The ngk are good plugs. The reddish oil is either steering or your gearbox if that oil is red. Where is the puddle coming from?

Ah, and a very nice dealer sticker. More 50-60‘s than 70‘s

The carbs have a naming scheme. HD is H type (horizontal?) with diaphragm, HS is separate float and HIF is integral float. If the float chamber is there but not rigidly bolted to the carburetor it would be a HS as far as I know. The number is for the size in so many fractions of an inch, 8 is 2 inches and so on.

Cylinder 6 is at the FRONT of the engine, confusing but that’s what they decided for the xk.
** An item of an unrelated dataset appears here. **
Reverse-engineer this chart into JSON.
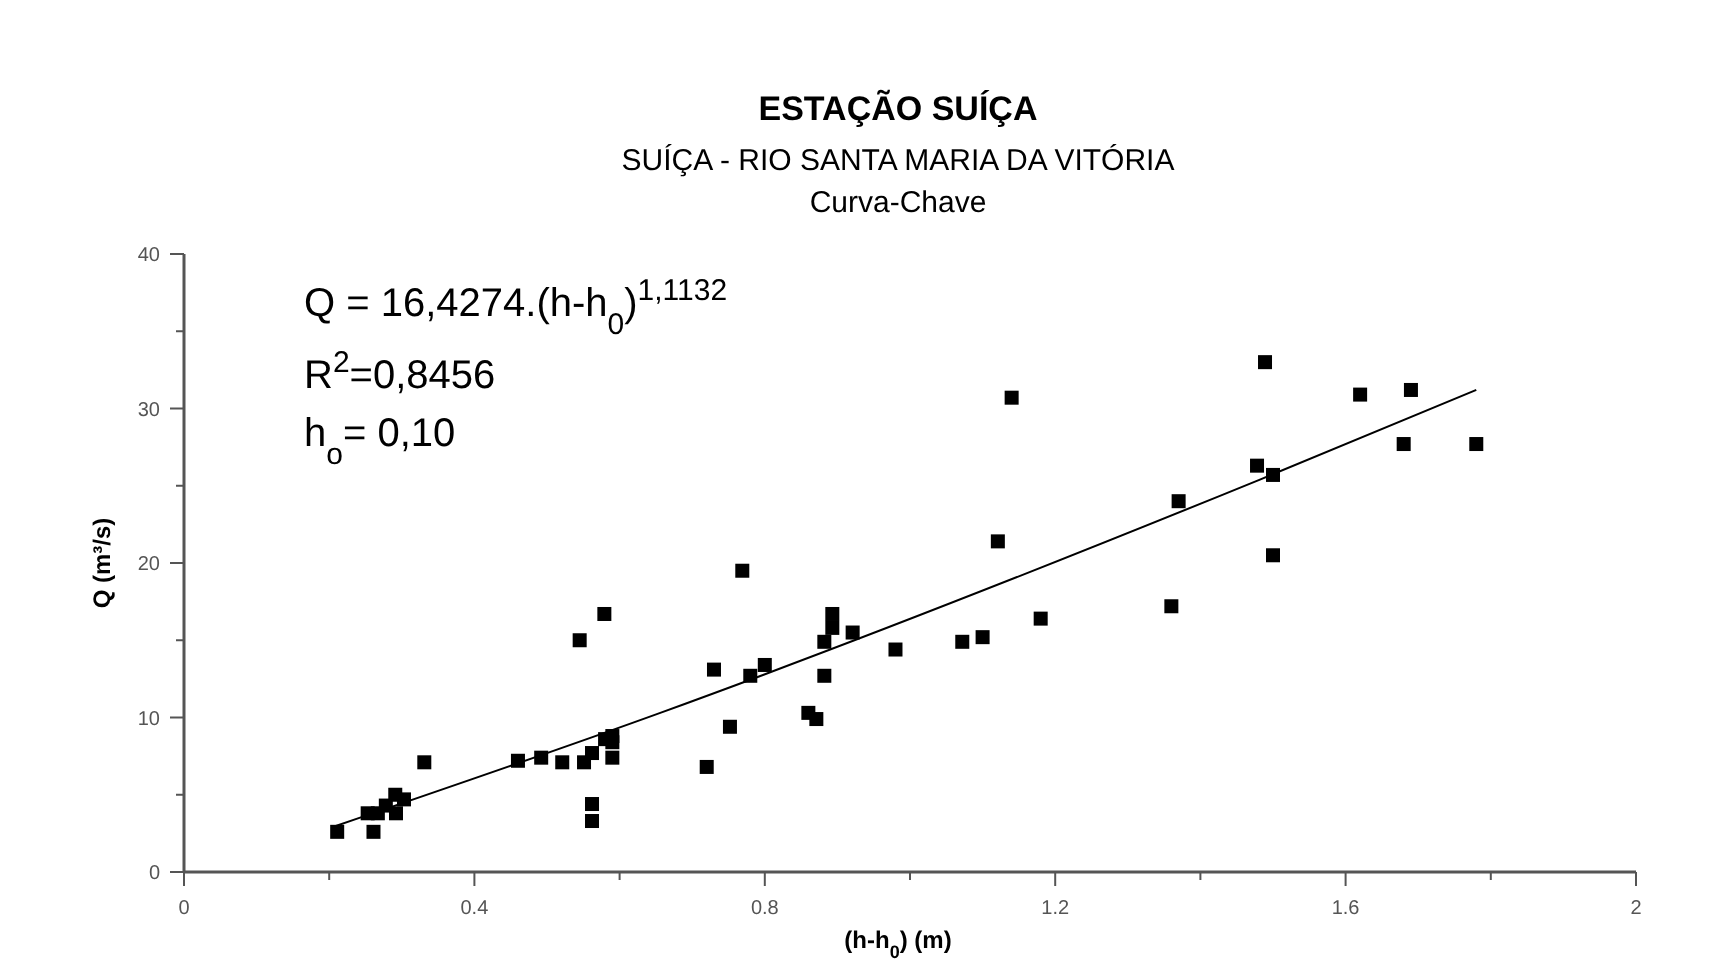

Thanks :slight_smile: I will tighten down the bolt.

The slightly red puddle is a little bit to the left of the middle and a bit back. Not so far back as to suggest gearbox fluid. So, perhaps a leak in the servo system…

I will get a larger white tarp or plastic sheet and when I park on it, mark out where the wheels are.

To the left and back could be as simple as the hydraulic hoses to the rack. Good idea, this is what we do to localize drips :slightly_smiling_face:

Maybe you need to substitute the yellow plastic with a washer so it is tighter.

I figure it is a HS8 just looking in the parts catalouge from SNG barrat.

The float chambers are there, on the side… or how to say… On the left side of the left carb and right side of right carb… Perhaps separate, so, HS then…

Adam from the youtube channel “living with a classic” listed a book on SU carburettors, wasn’t too expensive. I guess I’ll need it :slight_smile:

The choke is replaced with a petrol valve, yes. There’s also another petrol filter in the engine bay.